Lia schaut mich verwirrt an „Wirklich nicht? Ich will ja nichts sagen, aber" sie wirft mir einen vielsagenden Blick zu „ Guck ihn dir einfach selber an" In meinem Gehirn meldete sich schon lautstark die Zentrale zu Wort, die mir bei jedem neuen Schwarm von Lia befiehlt, Schoko Ben und Jerrys und Taschentücher bereitzustellen, zu Wort. Zwar ist Lia meist die, die damit anfängt zu flirten, doch wenn sie dann auch wirklich etwas mit jemandem anfängt, sind es meist die Jungs die sie sitzen lassen, manchmal wegen einer anderen, manchmal einfach so ohne Grund. So sehr ich Lia auch mag, muss ich doch ernsthaft zugeben, dass sie einen grauenhaften Geschmack in Sachen Jungs hat. Zumindest was den Charakter betrifft. Es ist sogar schon soweit gekommen, dass vielebMädchen die Jungs meiden mit denen Lia zusammen ist, weil er dann automatisch als Arschloch abgestempelt wird.

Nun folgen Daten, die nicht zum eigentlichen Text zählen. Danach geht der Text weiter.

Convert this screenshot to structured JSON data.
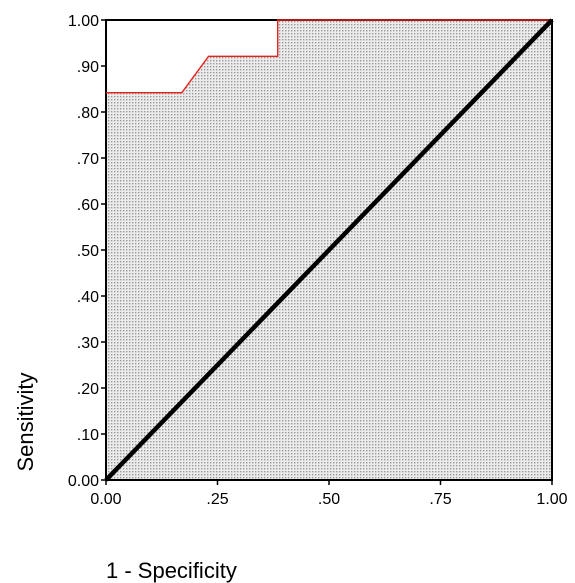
{
  "chart_data": {
    "type": "line",
    "title": "",
    "xlabel": "1 - Specificity",
    "ylabel": "Sensitivity",
    "xlim": [
      0,
      1
    ],
    "ylim": [
      0,
      1
    ],
    "grid": false,
    "x_tick_labels": [
      "0.00",
      ".25",
      ".50",
      ".75",
      "1.00"
    ],
    "x_tick_values": [
      0,
      0.25,
      0.5,
      0.75,
      1.0
    ],
    "y_tick_labels": [
      "0.00",
      ".10",
      ".20",
      ".30",
      ".40",
      ".50",
      ".60",
      ".70",
      ".80",
      ".90",
      "1.00"
    ],
    "y_tick_values": [
      0,
      0.1,
      0.2,
      0.3,
      0.4,
      0.5,
      0.6,
      0.7,
      0.8,
      0.9,
      1.0
    ],
    "series": [
      {
        "color": "#e8201c",
        "points": [
          [
            0,
            0.842
          ],
          [
            0.17,
            0.842
          ],
          [
            0.23,
            0.921
          ],
          [
            0.385,
            0.921
          ],
          [
            0.385,
            1.0
          ],
          [
            1.0,
            1.0
          ]
        ]
      },
      {
        "color": "#000000",
        "points": [
          [
            0,
            0
          ],
          [
            1,
            1
          ]
        ]
      }
    ],
    "area_fill": "#cfcfcf"
  }
}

„Naja, ist doch eigentlich auch egal." sage ich, wohl wissend, dass es Lia auf gar keinen Fall egal ist. Da Lia jetzt anscheinend doch plötzlich wieder Interesse an dem jungen gefunden hat von dem sie sich gerade noch abgewendet hat, wende ich mich auch ab und bewege mich zum Unterricht. Mr. Layer, mein Spanischlehrer, kommt meist schon vor Unterrichtsbeginn in den Raum und wirft einem stets sehr böse Blicke zu, wenn man erst nach ihm auftaucht, ganz zu schweigen von dem was er tut, wenn man zu spät kommt, muy agresivo (Sehr aggresiv) wäre da noch untertrieben. Doch heute war der Sitz hinter dem Lehrerpult noch leer. Ich ließ mich wie immer in der letzten Reihe nieder. Es war für mich entspannte von hinten dem Unterricht zu folgen, da ich dort das nervige Geplapper der Tussis in den mittleren reihen antun muss und auf die Streber in der ersten reihe hatte ich auch nicht unbedingt Lust, zwar schienen sie ganz nett zu sein, doch ist es relativ gruselig neben denen zu sitzen. Sie tun einfach so als wärst du nicht da und starren den ganzen Unterricht lang die Tafel an, als würden jeden Moment Laserstrahlen aus ihren Augen kommen und die Tafel zu Staub zerfallen lassen. „Ey, Caylin" eine Stimme mit der man sämtliche Kriege gewinnen könnte und für die sie eigentlich einen Waffenschein bräuchte, meldet sich zu Wort. Ich blicke auf und sehe, dass Anny, eine Cheerleaderin, sich zu mir von ihrem Sitz umgedreht hat. Ich erwidere

„Ja"

„Mr. Layer kommt nicht oder so. Der hatte einen Unfall oder sowas. Ich hoffe wir kriegen nicht wieder so einen alten Knacki"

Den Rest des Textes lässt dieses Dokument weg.